Vor was und wem haben wir nicht alles Angst: vor dem allzu bärtigen Mann in der U-Bahn, vor dem Zigarettenrauch am Nebentisch, vor dem Salz im Essen, vor der Unsicherheit am Arbeitsplatz. Und was tun wir? Statt uns auf Gemeinsinn und gesellschaftliche Solidarität zu besinnen, erfinden wir Kontrollmechanismen und technische Lösungsversuche, die unsere Angst nur weiter steigern: Videokameras, Rauchverbote und Body Mass Index.

Eine "Gesellschaft in Angst" diagnostiziert der Schriftsteller, Philosoph und Politikwissenschaftler Johano Strasser. Und er fragt: Macht Freiheit Angst? Und antwortet selbst: Die Unsicherheit gehöre notwendig und unabänderlich zum Leben eines freien Menschen. Aus dem Traum von absoluter Sicherheit sollten wir baldigst erwachen, mahnt Strasser, wenn wir unsere Humanität ernst nehmen.

Nicht alle Gedanken in diesem Plädoyer für eine "Entängstlichung" der Gesellschaft sind neu, wie etwa der Abgesang auf eine beinahe religiöse Neoliberalität. Doch verbindet Strasser all seine Versatzstücke überaus einleuchtend, zieht kluge Schlüsse, und am Ende dieses Bandes ist es sehr plausibel, warum ein wenig Leichtsinn oft besser wäre.

Cover: Johano Strasser "Gesellschaft in Angst" (Gütersloher Verlagshaus)
Cover: Johano Strasser "Gesellschaft in Angst" (Gütersloher Verlagshaus)© Gütersloher Verlagshaus
"Gesellschaft in Angst. Zwischen Sicherheitswahn und Freiheit", von Johano Strasser. Gütersloher Verlagshaus. 220 Seiten, 19,99 Euro. Als Ebook 15,99 Euro.


Über die Germanen wurde und wird viel geschrieben und viel geredet. Doch nur wenig davon können Archäologen wissenschaftlich bestätigen.
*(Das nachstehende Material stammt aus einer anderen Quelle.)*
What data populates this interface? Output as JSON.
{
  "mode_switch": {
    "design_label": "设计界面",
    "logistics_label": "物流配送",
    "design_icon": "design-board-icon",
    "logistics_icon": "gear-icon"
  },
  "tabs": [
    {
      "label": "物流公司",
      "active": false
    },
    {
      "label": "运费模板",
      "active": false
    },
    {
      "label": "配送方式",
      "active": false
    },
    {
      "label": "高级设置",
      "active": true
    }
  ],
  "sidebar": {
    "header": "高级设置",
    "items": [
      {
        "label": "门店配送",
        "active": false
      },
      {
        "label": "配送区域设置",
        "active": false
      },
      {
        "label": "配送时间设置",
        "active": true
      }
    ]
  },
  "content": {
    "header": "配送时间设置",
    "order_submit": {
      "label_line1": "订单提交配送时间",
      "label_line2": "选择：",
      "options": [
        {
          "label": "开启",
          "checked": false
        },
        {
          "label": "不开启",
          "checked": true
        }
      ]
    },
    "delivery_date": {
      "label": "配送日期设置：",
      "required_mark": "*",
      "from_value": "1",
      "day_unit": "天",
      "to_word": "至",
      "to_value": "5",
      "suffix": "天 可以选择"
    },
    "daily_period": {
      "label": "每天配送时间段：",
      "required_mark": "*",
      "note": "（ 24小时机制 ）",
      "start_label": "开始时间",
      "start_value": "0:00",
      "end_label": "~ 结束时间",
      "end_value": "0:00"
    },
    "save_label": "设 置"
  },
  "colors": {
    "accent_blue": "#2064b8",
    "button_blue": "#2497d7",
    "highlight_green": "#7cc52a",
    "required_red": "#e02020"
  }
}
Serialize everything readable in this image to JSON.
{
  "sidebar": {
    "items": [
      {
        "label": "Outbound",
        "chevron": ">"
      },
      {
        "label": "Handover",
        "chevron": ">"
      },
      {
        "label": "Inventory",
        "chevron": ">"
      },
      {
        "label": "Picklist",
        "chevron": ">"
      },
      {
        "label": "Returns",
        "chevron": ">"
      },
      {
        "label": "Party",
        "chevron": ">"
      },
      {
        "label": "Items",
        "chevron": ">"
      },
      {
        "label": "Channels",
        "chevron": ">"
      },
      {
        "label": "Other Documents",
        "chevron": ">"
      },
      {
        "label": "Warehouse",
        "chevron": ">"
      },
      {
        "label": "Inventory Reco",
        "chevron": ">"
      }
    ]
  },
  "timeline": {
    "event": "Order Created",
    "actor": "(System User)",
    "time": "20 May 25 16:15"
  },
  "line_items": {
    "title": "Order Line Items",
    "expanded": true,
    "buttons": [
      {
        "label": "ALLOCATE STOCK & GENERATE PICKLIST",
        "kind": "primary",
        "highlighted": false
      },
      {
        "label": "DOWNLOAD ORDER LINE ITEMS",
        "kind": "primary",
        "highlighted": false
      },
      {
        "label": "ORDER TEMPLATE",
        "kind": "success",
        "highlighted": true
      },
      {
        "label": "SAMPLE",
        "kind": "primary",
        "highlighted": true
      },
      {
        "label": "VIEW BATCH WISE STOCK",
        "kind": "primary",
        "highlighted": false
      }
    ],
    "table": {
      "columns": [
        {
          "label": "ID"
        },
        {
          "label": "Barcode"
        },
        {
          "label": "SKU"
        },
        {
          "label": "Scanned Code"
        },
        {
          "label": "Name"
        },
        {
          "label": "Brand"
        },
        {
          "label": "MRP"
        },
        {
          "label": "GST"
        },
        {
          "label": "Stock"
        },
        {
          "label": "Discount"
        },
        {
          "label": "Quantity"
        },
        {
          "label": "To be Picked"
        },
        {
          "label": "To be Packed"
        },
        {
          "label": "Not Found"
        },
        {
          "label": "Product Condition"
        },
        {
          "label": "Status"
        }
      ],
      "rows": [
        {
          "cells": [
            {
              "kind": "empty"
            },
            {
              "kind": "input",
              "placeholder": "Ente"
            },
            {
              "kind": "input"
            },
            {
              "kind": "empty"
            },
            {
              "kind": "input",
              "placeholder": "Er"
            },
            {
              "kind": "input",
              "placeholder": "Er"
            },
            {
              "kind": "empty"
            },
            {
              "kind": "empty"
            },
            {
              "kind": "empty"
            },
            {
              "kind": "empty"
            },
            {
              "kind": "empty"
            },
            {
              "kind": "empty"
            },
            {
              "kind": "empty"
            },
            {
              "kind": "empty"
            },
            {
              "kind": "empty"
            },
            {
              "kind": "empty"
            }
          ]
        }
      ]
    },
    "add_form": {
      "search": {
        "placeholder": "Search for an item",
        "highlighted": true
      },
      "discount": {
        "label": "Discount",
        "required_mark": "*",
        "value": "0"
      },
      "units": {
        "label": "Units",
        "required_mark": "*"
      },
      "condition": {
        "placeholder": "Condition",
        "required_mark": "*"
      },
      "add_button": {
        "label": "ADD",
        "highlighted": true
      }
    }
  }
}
Auch der römische Historiker Tacitus, der oft als Quelle herhalten muss, wusste nichts einmal, ob die Germanen jenseits von Rhein und Donau ein oder mehrere Völker bildeten.

Doch die Deutschen stellten sich die Germanen schon seit dem 15 Jahrhundert als Jahrtausende altes, reinrassiges Kulturvolk Mitteleuropas vor, vom dem sie selbst in direkter Linie abstammen würden.

Diese völkische Sicht wurde im 19. Jahrhundert zunehmend ideologisch und antisemitisch aufgeladen, später von den Nationalsozialisten zur Propaganda genutzt. Sie ermöglichten der Archäologie, zu einer wissenschaftlichen Disziplin aufzusteigen. Und die Forscher ließen sich korrumpieren. Sie huldigten mit falschen Erkenntnissen einem Germanenmythos, der bis in die heutigen Tage sein Unwesen mit Nichtwissen treibt.

Eine Bremer Sonderausstellung zeichnet diesen Weg durchaus auch in eigener kritischer Sache nach und dokumentiert ihn in einem empfehlenswerten Bildband.

Cover: Focke-Museum (Hrsg.): Graben für Germanien. Archäologie unterm Hakenkreuz (Konrad Theiss Verlag Stuttgart)
Cover: Focke-Museum (Hrsg.): Graben für Germanien. Archäologie unterm Hakenkreuz (Konrad Theiss Verlag Stuttgart)© Konrad Theiss Verlag Stuttgart
"Graben für Germanien. Archäologie unterm Hakenkreuz" - ein Ausstellungskatalog des Bremer Focke-Museums. Konrad Theiss Verlag Stuttgart, 192 Seiten, 29,95 Euro.